Figure absente
Les cimaises de l’Institut Français de Fès abritent jusqu’au 18 juillet 2017 les œuvres récentes de l’artiste peintre Hajar Alami.
Il s’agit d’une occasion propice pour apprécier la démarche stylistique d'art expressionniste voire allégorique : « De belles méditations sur le travail du peintre. Sa perception du corps et de l'âme et sa capacité de s'adapter sont d'une grande délicatesse. A la recherche de la présence des figures absentes... », écrivait un passionné d’art.
Artiste oniriste, Hajar Alami laisse toute liberté à ses états d’âme (goût pour la trace, figure insolite, composition à l’instar de la musique et instantanéité) dépassant ainsi les canons conventionnels de la conception traditionnelle de la peinture et de son cheminement en tant qu’une œuvre finie. Elle développe à sa guise une esthétique semi- figurative ou « semi- informelle » pour traduire ses introspections et impressions, sa propre expressivité à l’état pure. Chaque œuvre- expérience engendre une tendance visuelle au sens plein du terme. Elle réaffirme la synthèse de l’expression picturale gestuelle avec l’élan narratif et combien suggestif.
A l’instar des ébauches et des esquisses, chaque aventure picturale se veut un champ d’expérimentation et d’investigation au rythme de l’approche intuitive. Il s’agit des lettres ouvertes que le récepteur avisé peut lire librement au même titre qu’une répartition musicale. ce qui nous fait penser à la citation éclairée de Marcel Duchamp: « Ce sont les regardeurs qui font les tableaux !».
Dans ce contexte esthétique , les œuvres exposées à l’Institut Français de Fès sont caractérisées par : spontanéité du geste, emploi expressif de la couleur , symboles préconçus, l'expérience du vécu fait naître l'idée, l'œuvre est le lieu et le moment privilégié où l'artiste se découvre , la représentation du sujet qui devient la finalité de la peinture, la spatialité à travers la vie intrinsèque des indices et des formes (notamment le cercle, les silhouettes bien stylisées et les figures hybrides et métamorphosées ).
L'imaginaire guide le regard subjectif de Hajar Alami vers le langage caché des êtres et des choses , suivant une écriture visuelle qui vacille entre l'esprit dénotatif et l'esprit connotatif , puis qui débouche sur de nouveaux procédés de liberté plastique, allant de la projection multidirectionnelle des couleurs sur la toile jusqu'à leur opacité fragmentaire.
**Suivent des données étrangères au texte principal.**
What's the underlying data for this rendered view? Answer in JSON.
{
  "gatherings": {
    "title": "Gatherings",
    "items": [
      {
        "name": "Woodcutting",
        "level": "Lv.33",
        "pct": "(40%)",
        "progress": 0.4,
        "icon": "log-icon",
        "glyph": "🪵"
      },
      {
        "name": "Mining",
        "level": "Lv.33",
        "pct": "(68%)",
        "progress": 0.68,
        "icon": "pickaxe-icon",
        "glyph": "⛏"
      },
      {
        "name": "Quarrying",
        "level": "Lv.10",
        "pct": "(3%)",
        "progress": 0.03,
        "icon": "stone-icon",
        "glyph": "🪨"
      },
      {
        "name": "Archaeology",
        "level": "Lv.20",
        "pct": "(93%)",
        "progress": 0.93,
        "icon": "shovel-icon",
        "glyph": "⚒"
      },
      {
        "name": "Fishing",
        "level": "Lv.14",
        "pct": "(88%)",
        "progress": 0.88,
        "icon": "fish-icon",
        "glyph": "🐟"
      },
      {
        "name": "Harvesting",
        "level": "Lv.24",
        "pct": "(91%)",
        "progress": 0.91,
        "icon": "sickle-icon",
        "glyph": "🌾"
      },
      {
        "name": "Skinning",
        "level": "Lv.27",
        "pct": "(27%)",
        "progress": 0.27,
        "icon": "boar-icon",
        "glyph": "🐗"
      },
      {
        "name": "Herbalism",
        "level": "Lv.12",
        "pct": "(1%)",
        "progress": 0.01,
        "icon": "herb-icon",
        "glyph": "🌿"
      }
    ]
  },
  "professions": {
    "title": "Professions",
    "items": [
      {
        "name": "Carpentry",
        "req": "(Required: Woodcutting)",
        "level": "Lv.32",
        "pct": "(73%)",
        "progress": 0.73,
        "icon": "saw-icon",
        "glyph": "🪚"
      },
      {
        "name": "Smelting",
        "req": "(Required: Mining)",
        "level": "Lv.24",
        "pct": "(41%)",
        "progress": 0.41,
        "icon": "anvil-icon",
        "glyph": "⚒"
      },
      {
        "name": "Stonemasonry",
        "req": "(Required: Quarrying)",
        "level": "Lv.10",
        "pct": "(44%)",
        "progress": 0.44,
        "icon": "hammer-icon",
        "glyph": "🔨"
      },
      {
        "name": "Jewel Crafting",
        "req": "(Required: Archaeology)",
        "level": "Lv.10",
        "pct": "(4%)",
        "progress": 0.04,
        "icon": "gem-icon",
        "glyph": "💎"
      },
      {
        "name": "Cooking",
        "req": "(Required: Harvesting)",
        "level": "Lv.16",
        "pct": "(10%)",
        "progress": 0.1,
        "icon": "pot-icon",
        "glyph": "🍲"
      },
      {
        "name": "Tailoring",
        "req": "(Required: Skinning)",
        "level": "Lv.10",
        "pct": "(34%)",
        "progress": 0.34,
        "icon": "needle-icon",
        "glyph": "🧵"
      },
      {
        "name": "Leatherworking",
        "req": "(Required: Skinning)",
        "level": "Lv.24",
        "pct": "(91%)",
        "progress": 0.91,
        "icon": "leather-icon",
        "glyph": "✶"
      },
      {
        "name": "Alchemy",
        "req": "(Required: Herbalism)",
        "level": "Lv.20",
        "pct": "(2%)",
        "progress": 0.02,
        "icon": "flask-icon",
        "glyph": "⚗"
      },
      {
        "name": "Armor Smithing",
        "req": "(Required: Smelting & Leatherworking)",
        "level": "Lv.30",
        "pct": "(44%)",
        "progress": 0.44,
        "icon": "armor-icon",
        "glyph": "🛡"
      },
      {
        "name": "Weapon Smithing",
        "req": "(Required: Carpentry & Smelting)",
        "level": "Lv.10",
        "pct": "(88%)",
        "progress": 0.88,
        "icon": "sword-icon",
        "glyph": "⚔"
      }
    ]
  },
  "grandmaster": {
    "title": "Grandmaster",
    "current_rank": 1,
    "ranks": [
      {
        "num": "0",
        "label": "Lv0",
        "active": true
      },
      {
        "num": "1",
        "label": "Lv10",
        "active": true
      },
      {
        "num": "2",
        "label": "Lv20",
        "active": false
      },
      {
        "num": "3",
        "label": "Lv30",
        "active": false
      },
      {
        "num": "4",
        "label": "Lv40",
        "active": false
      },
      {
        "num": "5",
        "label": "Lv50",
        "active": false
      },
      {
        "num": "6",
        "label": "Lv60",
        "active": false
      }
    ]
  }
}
L'action picturale de son l'art expressionniste exploite des éléments picturaux, tout en introduisant des signes et graphes qui renvoient à l'automatisme surréaliste ou à une extrême-orientale.
La gestualité picturale renvoie à une nouvelle interprétation colorée d'une figuration allusive. Hajar Alami table sur la spontanéité et la transcendance malgré quelques aspects iconiques dans les espaces picturaux exposées. Elle a su améliorer l’ acte hypersensible de tisser des liens et des correspondances avec la figure présente / visible et la figure absente/ invisible du monde à la recherche d'un fond commun d'art «onirique » et « grotesque», et ce pour remettre en question le rapport entre l’entre et l’existence : « Hajar Alami est originaire de Fès, la ville mystique et la capitale spirituelle et artistique du Maroc. Hajar Alami, artiste autodidacte de la première heure, nous offre en tant qu’artiste peintre, sa sensibilité, qui essaye de mettre en exergue sa vision relative à la nature profonde de l’humanité. Sa démarche se caractérise par une approche moderne ponctuée par le questionnement et la contemplation qui font appel à la création novatrice. », notait Christophe Steyer, directeur de l’Institut Français de Fès.
Elle a dans son actif plusieurs expositions collectives et quelques expositions individuelles ((Festival de la Musique Soufie à l’Hôtel Barcelo à Fès en 2015, l’espace « Café Clock » de la médina de Fès en 2016 et bien d’autres encore.». A l’occasion de la journée internationale de la musique, Hajar Alami expose jusqu’au 30 juin courant aux cotés de plusieurs artistes dont les invités d’honneur sont Abdelwahab Doukkali et Hassan Megri, et ce à la Bibliothèque Nationale du Royaume du Maroc à Rabat et sous le thème : « la musique : expression et moyen d’inspiration pour les artistes peintres ».